Since we are interacting with CloudWatch logs and SSM parameter store we need to make sure the permissions are correct.

This means we need to have correct IAM permissions attached to the EC2 instance role or to the access keys if we are using the unified agent on premises.

Unified CloudWatch agent

  • Default namespace for metrics collected by the Unified CloudWatch agent is CWAgent (can be configured/changed)
  • We can collect metrics and monitor system utilisation of individual processes using the procstat plugin.
    • Supports both Linux and Windows servers
    • Example: amount of time the process uses CPU, amount of memory the process uses etc.
  • Select which processes to monitor by
    • pid file: name of process identification number (PID) files they create
    • exe: process name that match string you specify (RegEx)
    • pattern: command lines used to start the processes (RegEx)
  • Metrics collected by procstat plugin begins with procstat pref (e.g., procstat_cpu_time, procstat_cpu_usage, etc)
  • You can retrieve custom metrics from your applications or services using the StatsD and collectd protocols.
    • StatsD is supported on both Linux servers and servers running Windows Server.
    • collectd is supported only on Linux servers.
  • You can set up the CloudWatch agent to use multiple configuration files.
    • For example, you can use a common configuration file that collects a set of metrics and logs that you always want to collect from all servers in your infrastructure.
    • You can then use additional configuration files that collect metrics from certain applications or in certain situations.
    • Any configuration files appended to the configuration must have different file names from each other and from the initial configuration file.
    • If you use append-config with a configuration file with the same file name as a configuration file that the agent is already using, the append command overwrites the information from the first configuration file instead of appending to it.
      • This is true even if the two configuration files with the same file name are on different file paths.

CloudWatch Alarms

  • When you create an alarm, you specify three settings to enable CloudWatch to evaluate when to change the alarm state:
    • Period: is the length of time to evaluate the metric or expression to create each individual data point for an alarm.

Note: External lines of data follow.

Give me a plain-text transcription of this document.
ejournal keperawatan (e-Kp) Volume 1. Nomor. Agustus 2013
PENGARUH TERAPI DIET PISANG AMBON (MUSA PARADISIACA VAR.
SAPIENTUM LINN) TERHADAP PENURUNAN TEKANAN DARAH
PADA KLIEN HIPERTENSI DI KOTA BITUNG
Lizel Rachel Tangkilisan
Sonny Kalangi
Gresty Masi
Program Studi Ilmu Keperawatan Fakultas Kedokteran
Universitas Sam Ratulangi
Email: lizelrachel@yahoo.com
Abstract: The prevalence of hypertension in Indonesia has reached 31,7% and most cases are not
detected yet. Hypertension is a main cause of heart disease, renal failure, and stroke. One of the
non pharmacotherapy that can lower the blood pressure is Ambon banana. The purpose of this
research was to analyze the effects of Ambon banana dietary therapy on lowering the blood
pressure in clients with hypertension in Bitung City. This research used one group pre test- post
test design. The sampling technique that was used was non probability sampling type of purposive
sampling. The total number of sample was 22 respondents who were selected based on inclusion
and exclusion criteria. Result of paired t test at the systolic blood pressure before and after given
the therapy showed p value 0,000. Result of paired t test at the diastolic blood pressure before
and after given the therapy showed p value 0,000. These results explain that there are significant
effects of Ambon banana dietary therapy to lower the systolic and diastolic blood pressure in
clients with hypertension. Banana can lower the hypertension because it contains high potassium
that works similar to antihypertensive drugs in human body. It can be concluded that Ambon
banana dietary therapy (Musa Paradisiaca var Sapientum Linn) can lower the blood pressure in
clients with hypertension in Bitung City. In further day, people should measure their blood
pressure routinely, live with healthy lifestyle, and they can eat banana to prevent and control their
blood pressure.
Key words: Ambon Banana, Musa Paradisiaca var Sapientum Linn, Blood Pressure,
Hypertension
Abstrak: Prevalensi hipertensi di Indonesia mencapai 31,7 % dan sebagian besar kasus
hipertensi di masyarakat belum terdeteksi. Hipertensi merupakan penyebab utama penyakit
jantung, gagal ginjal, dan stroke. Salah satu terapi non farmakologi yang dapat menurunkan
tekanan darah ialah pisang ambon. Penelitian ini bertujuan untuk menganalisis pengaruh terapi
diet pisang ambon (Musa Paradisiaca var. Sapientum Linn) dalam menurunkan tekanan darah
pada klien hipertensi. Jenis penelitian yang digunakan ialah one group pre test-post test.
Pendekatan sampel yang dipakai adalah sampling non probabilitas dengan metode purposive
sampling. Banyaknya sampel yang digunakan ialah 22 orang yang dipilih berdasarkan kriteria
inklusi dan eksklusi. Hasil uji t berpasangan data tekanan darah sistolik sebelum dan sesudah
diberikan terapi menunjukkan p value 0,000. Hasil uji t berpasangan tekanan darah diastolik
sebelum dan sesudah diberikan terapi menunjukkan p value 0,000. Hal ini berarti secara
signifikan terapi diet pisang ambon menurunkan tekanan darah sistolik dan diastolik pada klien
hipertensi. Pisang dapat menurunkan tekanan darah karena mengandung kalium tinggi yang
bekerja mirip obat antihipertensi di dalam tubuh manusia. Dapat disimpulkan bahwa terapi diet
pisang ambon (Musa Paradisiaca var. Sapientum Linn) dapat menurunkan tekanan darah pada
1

It is expressed in seconds. If you choose one minute as the period, there is one datapoint every minute.
    • Evaluation Period: is the number of the most recent periods, or data points, to evaluate when determining alarm state.
    • Datapoints to Alarm: is the number of data points within the evaluation period that must be breaching to cause the alarm to go to the ALARM state.
  • Triggering in general Evaluation period and datapoints to alarm.
  • They are used to trigger notification from any metric.
  • Alarm has 3 states:
    • OK: not triggered
    • Insufficient data
    • Alarm: threshold has been breached and the alarm will be triggered.
  • Period is the length of time in seconds to evaluate the metric.
    • It can be high resolution custom metric: 10 sec, 30 sec or multiples of 60 sec
  • The alarms have 3 main targets.
    • EC2 : Stop, Terminate, Reboot, or Recover an EC2 Instance. You can directly do these things from CloudWatch alarms, there is no need to use any other services like Lambda in between.
      • The following things will be recovered:
        • Same Private, Public, Elastic IP, metadata, placement group, EBS volume
        • Instance store will not be recovered.
    • Auto scaling : Trigger Auto Scaling Action
    • SNS : Send notification to SNS (from which you can do pretty much anything)
  • We can test the alarm using the CLI. This is useful if we want to trigger an alarm before its threshold to see if it results in proper actions.
    • Use set-alarm-state in CLI
A junior developer working on configuring CloudWatch alarms is unable to figure out why a particular CloudWatch Alarm is constantly in the ALARM state. As a SysOps Administrator, which of these options would you suggest as a fix for the issue?

Alarms continue to evaluate metrics against the configured threshold, even after they have already triggered. You can adjust the alarm threshold if you do not want it to be in ALARM state

Composite Alarms (SOA)

  • CloudWatch Alarms are on a single metric.
  • Composite Alarms are monitoring the states of multiple other alarms.
  • AND and OR conditions.
  • Helpful to reduce "alarm noise" by creating complex composite alarms.
    • We can create complex alarms like if the CPU is high and the memory usage is high then alert me.
    • attachments/Pasted image 20230306090342.jpg

Service Quotas with CloudWatch Alarms (SOA)

  • Notify you when you're close to a service quota value threshold
  • Create CloudWatch Alarms on the Service Quotas console
    • Example: Lambda concurrent executions
      • attachments/Pasted image 20230306093627.jpg
  • Helps you know if you need to request a quota increase or shutdown resources before limit is reached
  • It can be used with Trusted Advisor but it is not as good as using it with Service Quotas.
Which AWS services help you to be notified when your service quotas thresholds are approaching?

AWS Service Quota & AWS Trusted Advisor.

Synthetics Canary (DVA, SOA)

  • Configurable script that monitor your APIs, URLs, Websites, etc.
    • Scripts written in Node.js or Python.
  • Reproduce what your customers do programmatically to find issues before customers are impacted.
  • Checks the availability and latency of your endpoints and can store load time data and screenshots of the UI.
  • Integration with CloudWatch Alarms.
    • attachments/Pasted image 20230301101509.jpg
    • If there is some problem then the cloudwatch alarms trigger a lambda which then updates the route53 DNS record to point to a healthy application.
  • Programmatic access to a headless Google Chrome browser.
  • Can run once or on a regular schedule.
  • We can use some existing blueprints.
    • Heartbeat Monitor: load URL, store screenshot and an HTTP archive file
    • API Canary: test basic read and write functions of REST APIs
    • Broken Link Checker: check all links inside the URL that you are testing
    • Visual Monitoring: compare a screenshot taken during a canary run with a baseline screenshot
    • Canary Recorder: used with CloudWatch Synthetics Recorder (record your actions on a website and automatically generates a script for that)
    • GUI Workflow Builder: verifies that actions can be taken on your webpage (e.g., test a webpage with a login form)

Last updated: 2023-03-20